IV. Les services financiers digitaux et l’Inclusion Financière
Sur ce sujet, il y a lieu de revenir aux données de Global Findex. En Afrique subsaharienne et à 2021, 55% des adultes disposent d’un compte dont 40% auprès des institutions financières formelles et 33% de comptes mobile money. Ceci illustre bien l’apport de la finance digitale et en particulier les le mobile money.
Mais ceci ne peut se développer sans un contenu financier pertinent dans le contenant technologique. D’où l’opportunité d’offrir des services d’épargne, de crédit ou de micro-assurance au-delà des opérations de paiement pour le développement de l’inclusion financière à travers les comptes de mobile money. Ceci passe aussi par une réglementation favorable au développement des services numériques sécurisés.
En effet et malgré une croissance sans précédent des produits financiers numériques, celle du nombre d’utilisateurs actifs reste timide, avec près de 21 % seulement sur les 556 millions de comptes d’argent mobile répertoriés dans le monde étant actifs de manière mensuelle (McCaffrey & Schiff, 2017). Cela reflète la différence entre les solutions financières numériques existantes et les besoins ainsi que les aspirations pratiques de la population de masse en la matière.
Par ailleurs, l’aspect pratique des services financiers numérique est extrêmement limité par l’incapacité à effectuer des transactions entre différentes plateformes. Le rythme de croissance de l’interopérabilité entre les prestataires de services financiers numériques est bien trop faible. Pour obtenir une meilleure interopérabilité entre plateformes et inclusion financière, la collaboration des prestataires de services financiers numériques, des banques centrales, des régulateurs et des ministères concernés est primordiale.

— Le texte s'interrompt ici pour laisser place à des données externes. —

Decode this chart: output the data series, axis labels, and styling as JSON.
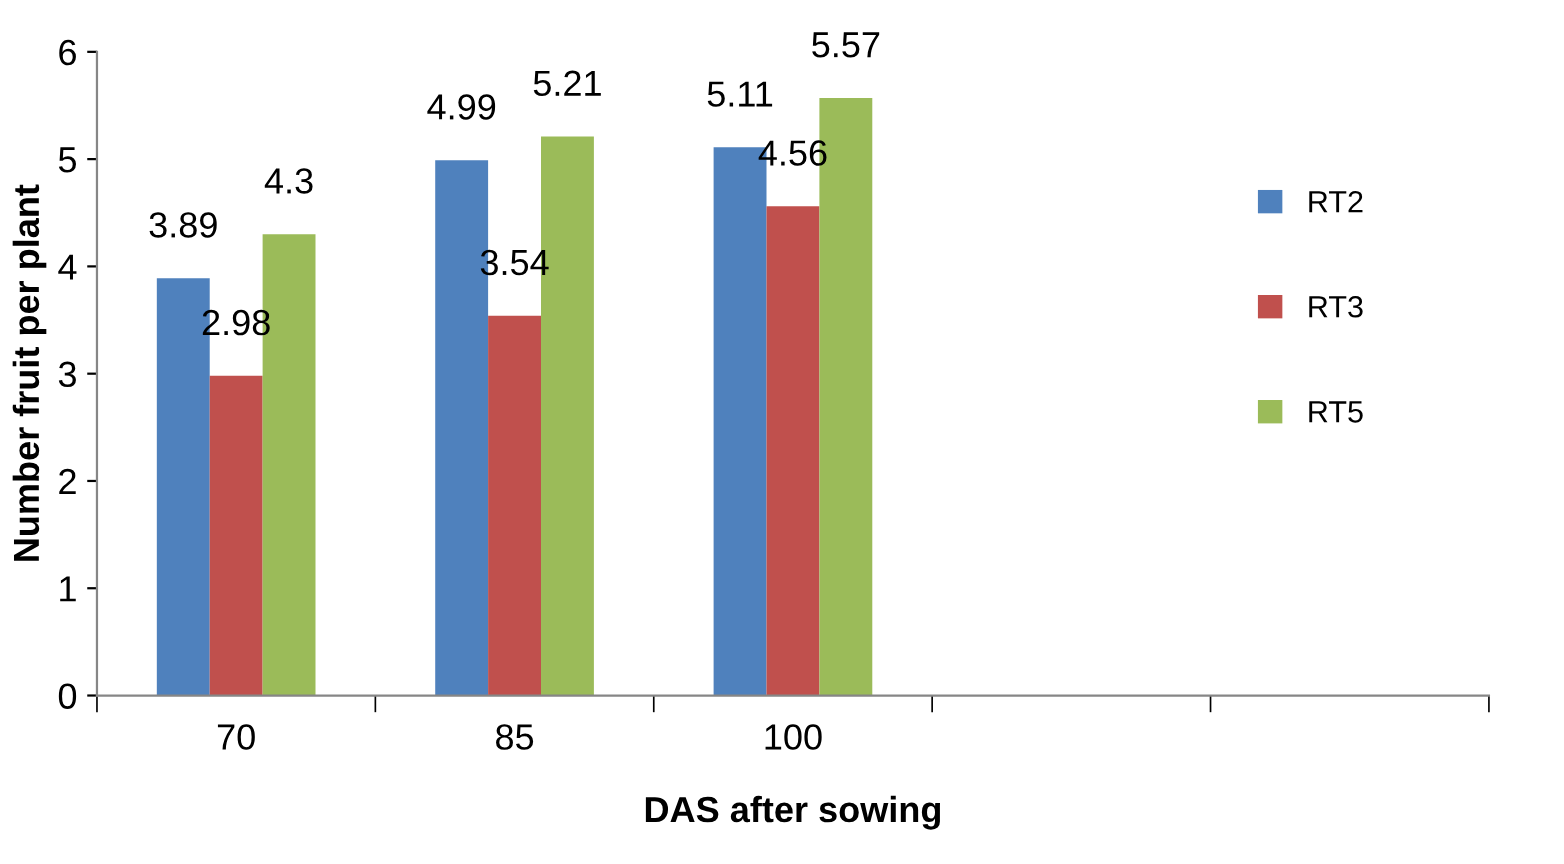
{
  "chart_data": {
    "type": "bar",
    "xlabel": "DAS after sowing",
    "ylabel": "Number fruit per plant",
    "categories": [
      "70",
      "85",
      "100",
      null,
      null
    ],
    "series": [
      {
        "name": "RT2",
        "color": "#4f81bd",
        "values": [
          3.89,
          4.99,
          5.11,
          null,
          null
        ]
      },
      {
        "name": "RT3",
        "color": "#c0504d",
        "values": [
          2.98,
          3.54,
          4.56,
          null,
          null
        ]
      },
      {
        "name": "RT5",
        "color": "#9bbb59",
        "values": [
          4.3,
          5.21,
          5.57,
          null,
          null
        ]
      }
    ],
    "ylim": [
      0,
      6
    ],
    "yticks": [
      0,
      1,
      2,
      3,
      4,
      5,
      6
    ],
    "data_labels": true,
    "legend": "right",
    "grid": false
  }
}
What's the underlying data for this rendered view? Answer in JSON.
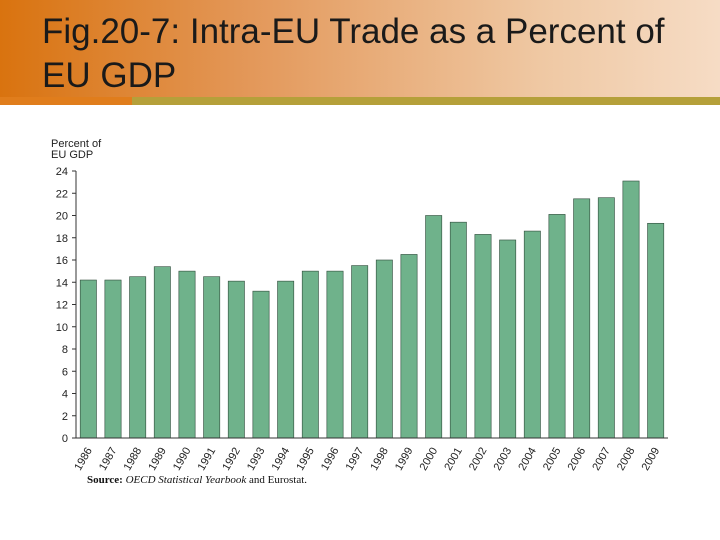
{
  "slide": {
    "title": "Fig.20-7: Intra-EU Trade as a Percent of EU GDP",
    "source_label": "Source:",
    "source_italic": "OECD Statistical Yearbook",
    "source_rest": "and Eurostat."
  },
  "colors": {
    "bar": "#6fb28b",
    "bar_stroke": "#2f4a3a",
    "axis": "#333333",
    "title_band_start": "#d9730f",
    "accent_olive": "#b5a03a"
  },
  "chart_data": {
    "type": "bar",
    "title": "",
    "ylabel_lines": [
      "Percent of",
      "EU GDP"
    ],
    "xlabel": "",
    "ylim": [
      0,
      24
    ],
    "yticks": [
      0,
      2,
      4,
      6,
      8,
      10,
      12,
      14,
      16,
      18,
      20,
      22,
      24
    ],
    "grid": false,
    "categories": [
      "1986",
      "1987",
      "1988",
      "1989",
      "1990",
      "1991",
      "1992",
      "1993",
      "1994",
      "1995",
      "1996",
      "1997",
      "1998",
      "1999",
      "2000",
      "2001",
      "2002",
      "2003",
      "2004",
      "2005",
      "2006",
      "2007",
      "2008",
      "2009"
    ],
    "values": [
      14.2,
      14.2,
      14.5,
      15.4,
      15.0,
      14.5,
      14.1,
      13.2,
      14.1,
      15.0,
      15.0,
      15.5,
      16.0,
      16.5,
      20.0,
      19.4,
      18.3,
      17.8,
      18.6,
      20.1,
      21.5,
      21.6,
      23.1,
      19.3
    ]
  }
}
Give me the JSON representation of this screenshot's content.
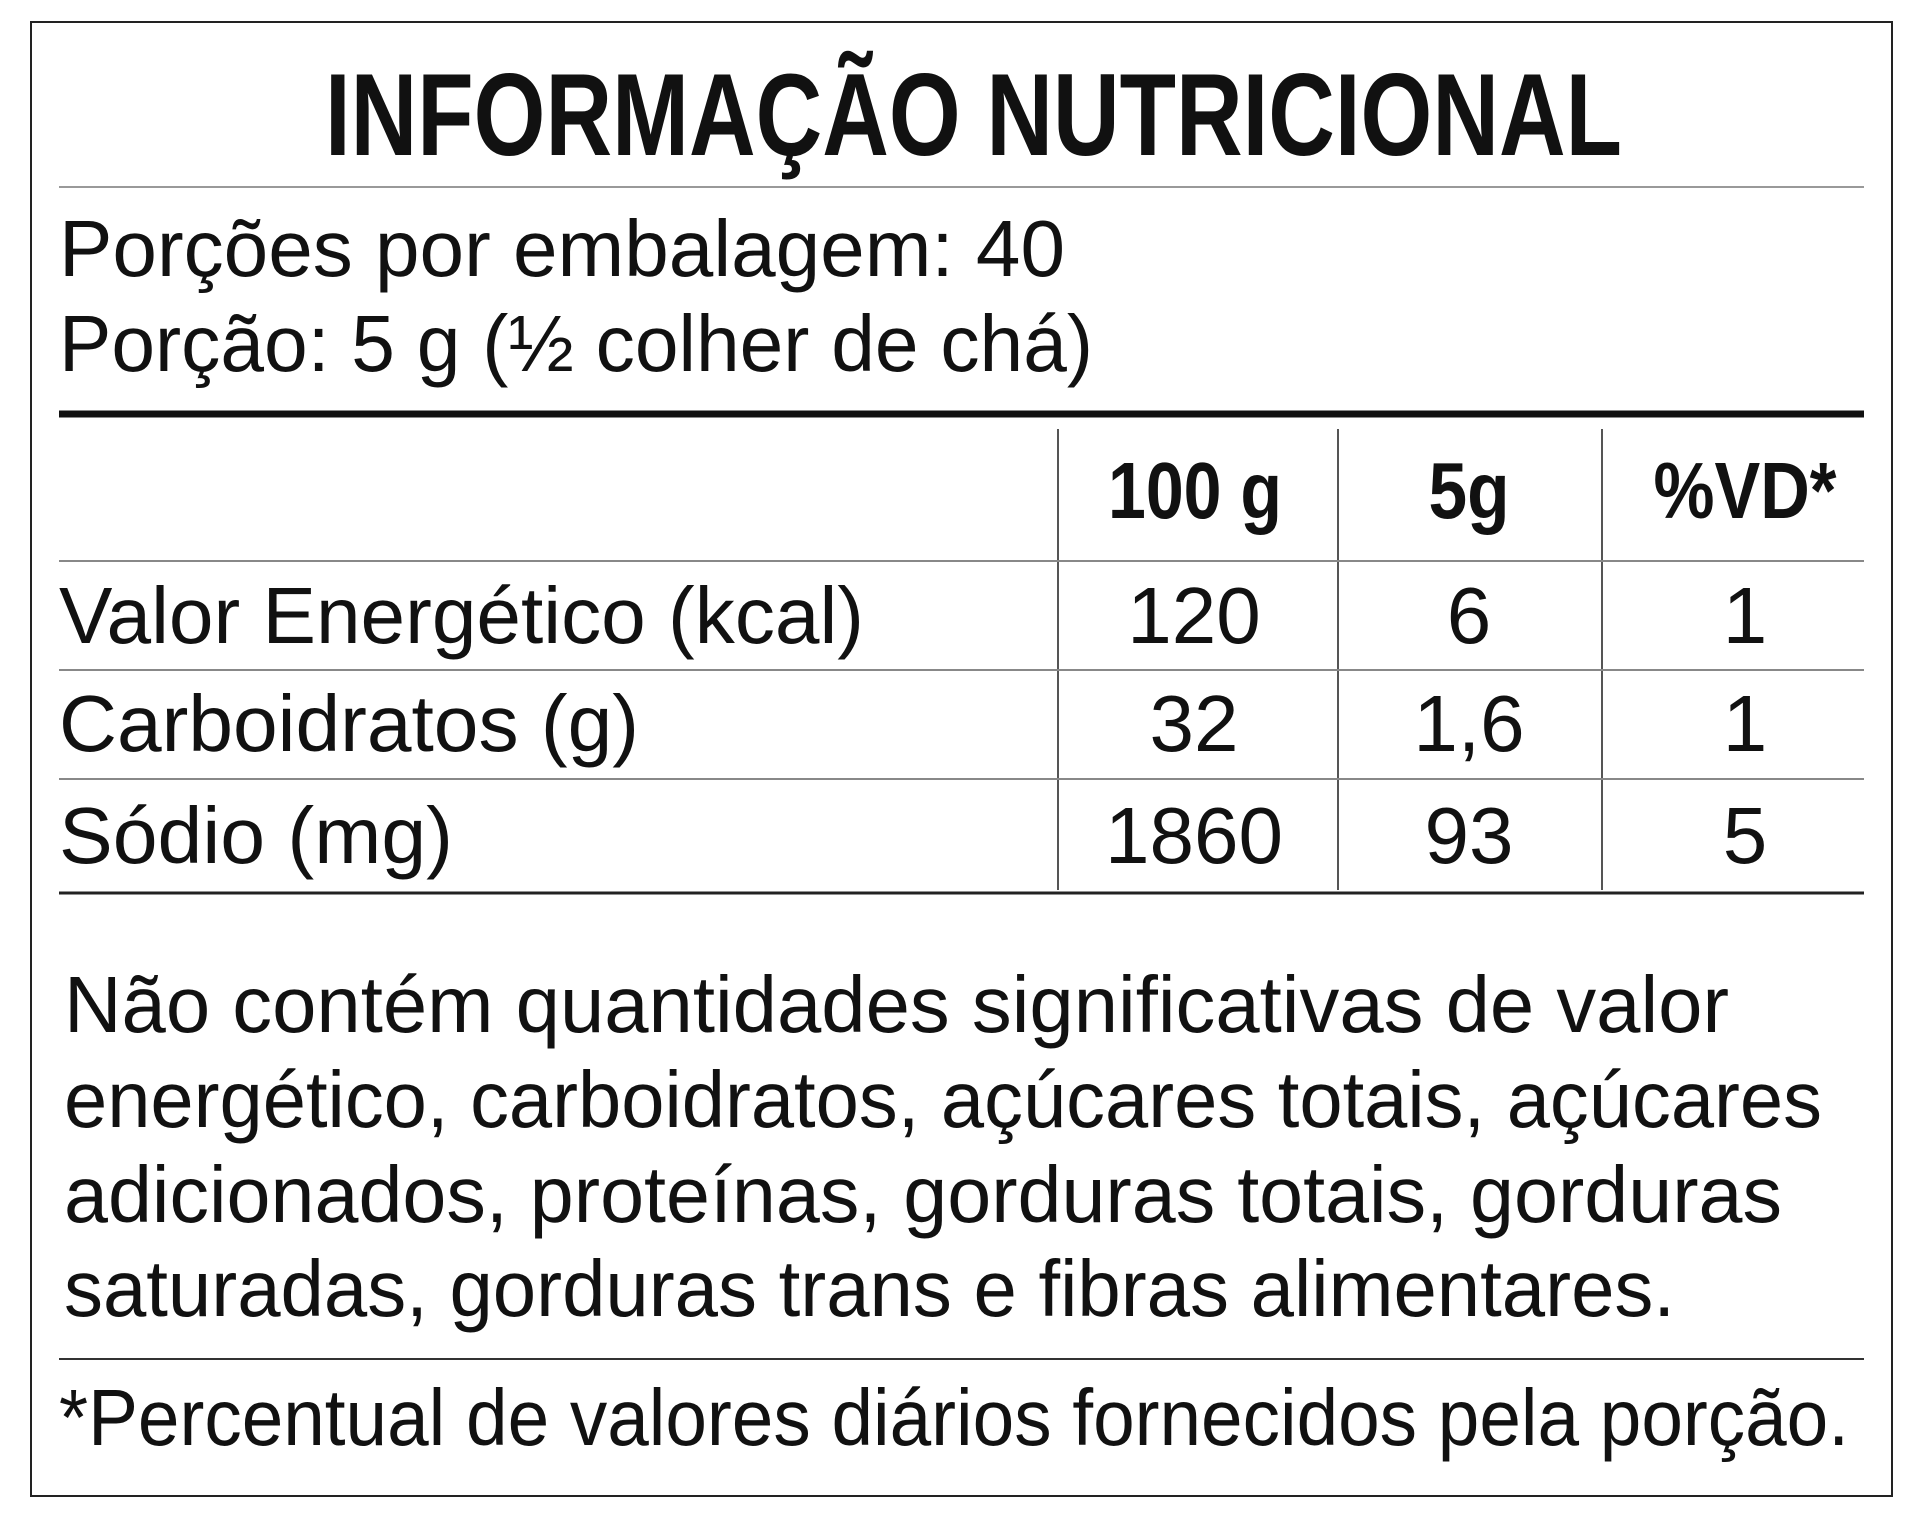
{
  "title": "INFORMAÇÃO NUTRICIONAL",
  "serving": {
    "per_package": "Porções por embalagem: 40",
    "portion": "Porção: 5 g (½ colher de chá)"
  },
  "table": {
    "header": [
      "100 g",
      "5g",
      "%VD*"
    ],
    "rows": [
      [
        "Valor Energético (kcal)",
        "120",
        "6",
        "1"
      ],
      [
        "Carboidratos (g)",
        "32",
        "1,6",
        "1"
      ],
      [
        "Sódio (mg)",
        "1860",
        "93",
        "5"
      ]
    ]
  },
  "paragraph": {
    "lines": [
      "Não contém quantidades significativas de valor",
      "energético, carboidratos, açúcares totais, açúcares",
      "adicionados, proteínas, gorduras totais, gorduras",
      "saturadas, gorduras trans e fibras alimentares."
    ]
  },
  "footnote": "*Percentual de valores diários fornecidos pela porção."
}
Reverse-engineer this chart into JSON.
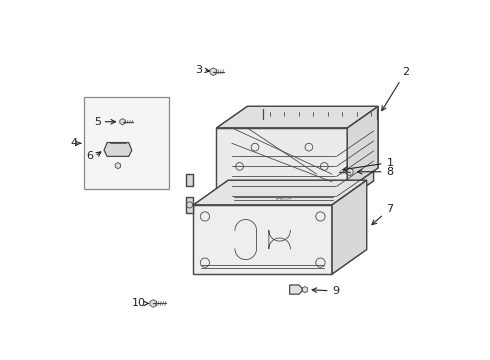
{
  "bg_color": "#ffffff",
  "line_color": "#4a4a4a",
  "label_color": "#222222",
  "figsize": [
    4.9,
    3.6
  ],
  "dpi": 100
}
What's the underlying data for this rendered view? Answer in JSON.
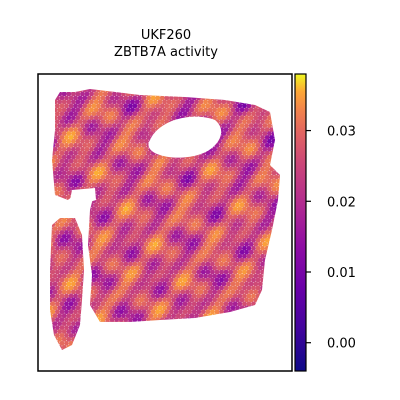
{
  "chart_data": {
    "type": "heatmap",
    "title": [
      "UKF260",
      "ZBTB7A activity"
    ],
    "xlabel": "",
    "ylabel": "",
    "colormap": "plasma",
    "colorbar": {
      "vmin": -0.004,
      "vmax": 0.038,
      "ticks": [
        0.0,
        0.01,
        0.02,
        0.03
      ],
      "tick_labels": [
        "0.00",
        "0.01",
        "0.02",
        "0.03"
      ]
    },
    "grid": false,
    "legend": "none"
  }
}
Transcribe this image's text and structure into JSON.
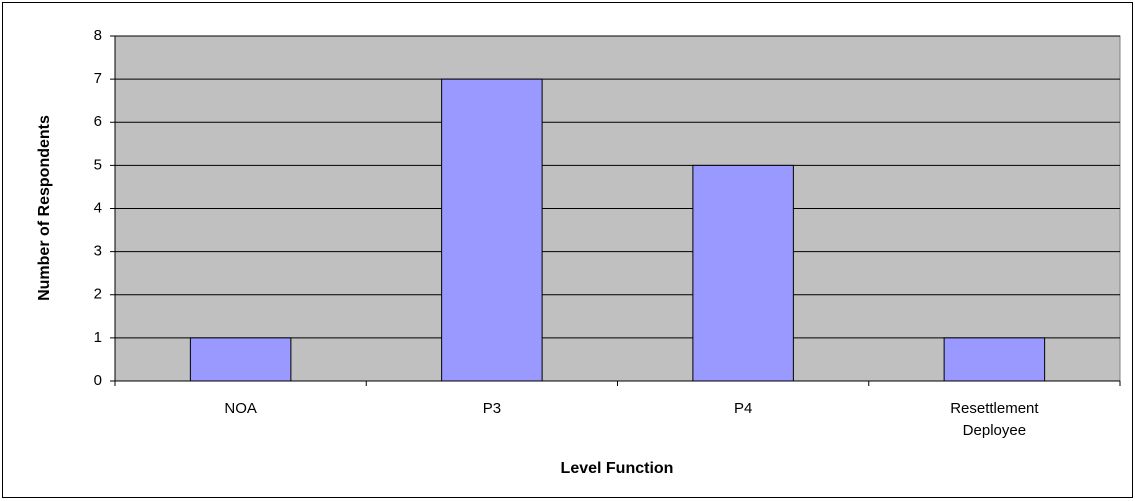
{
  "chart_data": {
    "type": "bar",
    "x_label": "Level Function",
    "y_label": "Number of Respondents",
    "categories": [
      "NOA",
      "P3",
      "P4",
      "Resettlement Deployee"
    ],
    "values": [
      1,
      7,
      5,
      1
    ],
    "color": "#9999ff",
    "ylim": [
      0,
      8
    ],
    "yticks": [
      0,
      1,
      2,
      3,
      4,
      5,
      6,
      7,
      8
    ],
    "grid": true
  }
}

En conclusion, une conception pertinente des offres de services financiers numériques en accord avec les besoins et attentes des populations, une infrastructure numérique pour soutenir l’adoption facile et étendue et une réglementation SMART, sont autant de facteurs permettant d’optimiser et développer la véritable inclusion financière au Maghreb à l’ère du Digital.